D’habitude, les discours des responsables marketing dans l’univers automobile me font bâiller. Tout est iconique. Dynamique. Technologique. Et parfois un peu creux. Pourtant, certains des concepts maniés par ces experts de la parole et de l’image au service de l’acte d’achat ont de l’intérêt. Il y a quelques mois, David Hilbert, le responsable marketing européen de Kia, m’a ainsi donné matière à réflexion au cours d’une interview : « nous sommes arrivés à un moment où les early adopters ont déjà acquis leur véhicule électrique. Nous voici à un nouveau moment charnière, celui de l’early majority ». (J’ai rajouté le gras moi-même, NDA.)
Il reprend ici une grille d’analyse découpée par Everett Rogers (1931-2004). Dans un texte fondateur intitulé Diffusion des innovations, publié en 1962, ce sociologue américain cherchait à comprendre comme se répandait au sein du public une nouveauté technique ou une habitude inédite.
L’un des fondements de son étude avait été publié pendant la Seconde Guerre mondiale. En parcourant les champs de maïs et les tableaux statistiques, deux sociologues, Bryce Ryan et Neil Gross avaient observé l’adoption des semences hybrides par les agriculteurs de l’Iowa pendant les années 1920.
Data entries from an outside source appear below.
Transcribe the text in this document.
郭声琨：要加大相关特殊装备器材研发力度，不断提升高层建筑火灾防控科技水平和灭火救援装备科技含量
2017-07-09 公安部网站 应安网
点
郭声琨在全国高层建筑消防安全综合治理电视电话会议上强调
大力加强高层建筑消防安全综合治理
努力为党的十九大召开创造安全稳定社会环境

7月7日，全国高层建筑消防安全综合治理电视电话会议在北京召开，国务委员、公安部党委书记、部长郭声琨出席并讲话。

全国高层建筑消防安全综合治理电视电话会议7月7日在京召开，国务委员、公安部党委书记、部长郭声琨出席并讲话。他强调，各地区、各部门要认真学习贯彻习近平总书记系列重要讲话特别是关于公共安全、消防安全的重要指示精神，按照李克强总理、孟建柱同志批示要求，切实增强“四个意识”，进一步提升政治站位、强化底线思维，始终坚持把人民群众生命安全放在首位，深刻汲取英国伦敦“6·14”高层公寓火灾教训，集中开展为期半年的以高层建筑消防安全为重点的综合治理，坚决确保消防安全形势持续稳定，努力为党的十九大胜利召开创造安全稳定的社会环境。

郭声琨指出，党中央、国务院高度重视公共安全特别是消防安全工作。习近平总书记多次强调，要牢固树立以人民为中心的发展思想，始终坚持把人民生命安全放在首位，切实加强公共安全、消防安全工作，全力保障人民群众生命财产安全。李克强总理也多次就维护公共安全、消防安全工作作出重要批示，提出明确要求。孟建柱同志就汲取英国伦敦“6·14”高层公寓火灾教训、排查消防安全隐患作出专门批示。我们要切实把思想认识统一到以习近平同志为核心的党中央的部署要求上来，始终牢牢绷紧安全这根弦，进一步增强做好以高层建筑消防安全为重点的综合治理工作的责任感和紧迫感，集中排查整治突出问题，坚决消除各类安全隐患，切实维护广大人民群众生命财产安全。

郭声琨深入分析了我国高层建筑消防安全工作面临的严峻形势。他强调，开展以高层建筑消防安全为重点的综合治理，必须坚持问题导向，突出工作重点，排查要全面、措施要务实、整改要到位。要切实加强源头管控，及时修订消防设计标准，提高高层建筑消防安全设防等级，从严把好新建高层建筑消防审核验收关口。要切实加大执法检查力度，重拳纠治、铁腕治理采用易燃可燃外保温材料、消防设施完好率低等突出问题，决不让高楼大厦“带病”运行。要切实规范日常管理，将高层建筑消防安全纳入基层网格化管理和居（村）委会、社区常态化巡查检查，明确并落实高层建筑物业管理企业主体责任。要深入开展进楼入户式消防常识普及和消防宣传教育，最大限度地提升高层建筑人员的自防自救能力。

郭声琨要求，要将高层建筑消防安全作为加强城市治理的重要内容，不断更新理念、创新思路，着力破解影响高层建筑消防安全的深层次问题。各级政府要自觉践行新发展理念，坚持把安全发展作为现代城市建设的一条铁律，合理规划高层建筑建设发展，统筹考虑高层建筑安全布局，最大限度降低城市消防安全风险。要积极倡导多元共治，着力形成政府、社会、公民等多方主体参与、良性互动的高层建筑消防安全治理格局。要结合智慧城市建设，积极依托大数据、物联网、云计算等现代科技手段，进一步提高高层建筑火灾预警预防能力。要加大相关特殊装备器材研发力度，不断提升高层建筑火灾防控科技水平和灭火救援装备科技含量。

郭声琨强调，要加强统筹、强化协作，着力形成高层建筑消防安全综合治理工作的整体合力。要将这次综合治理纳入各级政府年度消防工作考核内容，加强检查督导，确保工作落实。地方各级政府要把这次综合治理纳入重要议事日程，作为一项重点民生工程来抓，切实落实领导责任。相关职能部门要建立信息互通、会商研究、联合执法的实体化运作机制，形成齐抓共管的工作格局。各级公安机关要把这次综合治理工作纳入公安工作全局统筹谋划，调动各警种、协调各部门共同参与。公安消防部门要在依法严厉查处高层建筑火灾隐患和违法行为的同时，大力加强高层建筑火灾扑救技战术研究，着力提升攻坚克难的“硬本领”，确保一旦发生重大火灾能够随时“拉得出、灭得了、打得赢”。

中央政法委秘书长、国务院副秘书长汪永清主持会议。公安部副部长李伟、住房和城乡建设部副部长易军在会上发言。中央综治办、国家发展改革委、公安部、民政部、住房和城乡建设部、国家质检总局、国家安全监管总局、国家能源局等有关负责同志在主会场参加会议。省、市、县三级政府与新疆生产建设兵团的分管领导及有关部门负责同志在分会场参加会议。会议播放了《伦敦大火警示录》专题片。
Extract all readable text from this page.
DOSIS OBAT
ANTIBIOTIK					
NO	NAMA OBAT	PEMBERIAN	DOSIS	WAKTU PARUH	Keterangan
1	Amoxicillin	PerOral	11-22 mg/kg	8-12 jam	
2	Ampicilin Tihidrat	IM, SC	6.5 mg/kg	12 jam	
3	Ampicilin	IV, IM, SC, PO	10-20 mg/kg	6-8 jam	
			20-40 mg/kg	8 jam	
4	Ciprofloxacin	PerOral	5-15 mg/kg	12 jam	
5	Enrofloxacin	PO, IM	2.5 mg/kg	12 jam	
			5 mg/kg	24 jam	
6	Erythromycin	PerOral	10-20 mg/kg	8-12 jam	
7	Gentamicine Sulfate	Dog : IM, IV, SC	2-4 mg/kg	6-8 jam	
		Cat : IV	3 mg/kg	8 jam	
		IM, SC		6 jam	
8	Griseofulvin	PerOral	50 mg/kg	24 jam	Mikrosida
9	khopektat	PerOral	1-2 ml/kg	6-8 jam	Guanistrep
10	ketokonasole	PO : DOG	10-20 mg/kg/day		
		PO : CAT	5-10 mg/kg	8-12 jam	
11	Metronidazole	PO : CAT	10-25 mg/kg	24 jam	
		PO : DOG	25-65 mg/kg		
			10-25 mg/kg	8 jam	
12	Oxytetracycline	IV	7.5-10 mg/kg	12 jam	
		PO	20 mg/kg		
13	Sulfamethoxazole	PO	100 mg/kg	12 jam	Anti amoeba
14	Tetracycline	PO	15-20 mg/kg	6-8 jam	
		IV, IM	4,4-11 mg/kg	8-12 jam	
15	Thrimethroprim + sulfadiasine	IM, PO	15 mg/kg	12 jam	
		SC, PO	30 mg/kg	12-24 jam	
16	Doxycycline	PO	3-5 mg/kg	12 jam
En étudiant ce cas et des centaines d’autres, Rogers distingua un phénomène : l’adoption de la nouveauté suivait une courbe en « S » au fil du temps. Le pourcentage d’utilisateurs progresse lentement, puis accélère rapidement, pour enfin ralentir sa progression alors que l’on approche des 100 %. Pour mieux comprendre, il découpa cinq types d’acteurs s’appropriant la nouveauté : innovateurs, early adopters (en bon français : primo-adoptants), early majority (majorité précoce), late majority (suiveurs), laggards (retardataires).
Sans aucune prétention scientifique, essayons d’en comprendre les ressorts à travers l’exemple de l’accroissement des immatriculations de véhicules électriques. Et je vous prie de bien vouloir excuser les anglicismes dont cette discipline est coutumière. Si l’on suit le raisonnement de Rogers, le profil « innovateur » constitue environ 2,5 % des utilisateurs potentiels. C’est la personne qui a acquis (et loué la batterie) d’une Renault Zoe ou roulé en BMW i3 en 2014 parce qu’elle était inquiète face au changement climatique. Ou encore qui a opté pour une Tesla Model S dès sa sortie, car elle souscrivait à la démarche alors radicale d’Elon Musk.
L’early adopter (ou primo-adoptant) fait partie de la deuxième frange s’appropriant une innovation. Pour Rogers, elle constitue 13,5 % d’un marché potentiel. On pourrait ici citer celui ou celle qui a opté pour une Tesla Model 3 ou une Peugeot e-208 au début de notre décennie. Un comportement encore minoritaire, mais un choix nettement moins risqué qu’aux petites heures du VE, où la prise était rare, le véhicule coûteux et les performances limitées. Comme nous le répétons souvent sur Automobile Propre, traverser la France en électrique ne requiert plus autant de ressources mentales qu’à l’époque de la Mitsubishi i-Miev.
Nous serions donc aujourd’hui arrivés au stade suivant, celui de l’early majority, c’est-à-dire la majorité précoce. David Hilbert, le monsieur marketing de Kia, n’est pas le seul à le penser. L’an dernier, l’International Council on Clean Transportation (ICCT) plaçait l’Europe et la France à cette jointure. La Norvège en serait déjà à la majorité tardive, l’Espagne ou l’Italie traverseraient encore la phase des primo-adoptants. De même, au premier semestre 2025, les VE représentaient ainsi 18 % des immatriculations de voitures particulières neuves en France. Incidemment, nous sommes légèrement au-delà des 15,5 % fixés par Rogers comme « seuil » de l’early majority (2,5 % d’innovateurs et 13 % de primo-accédants).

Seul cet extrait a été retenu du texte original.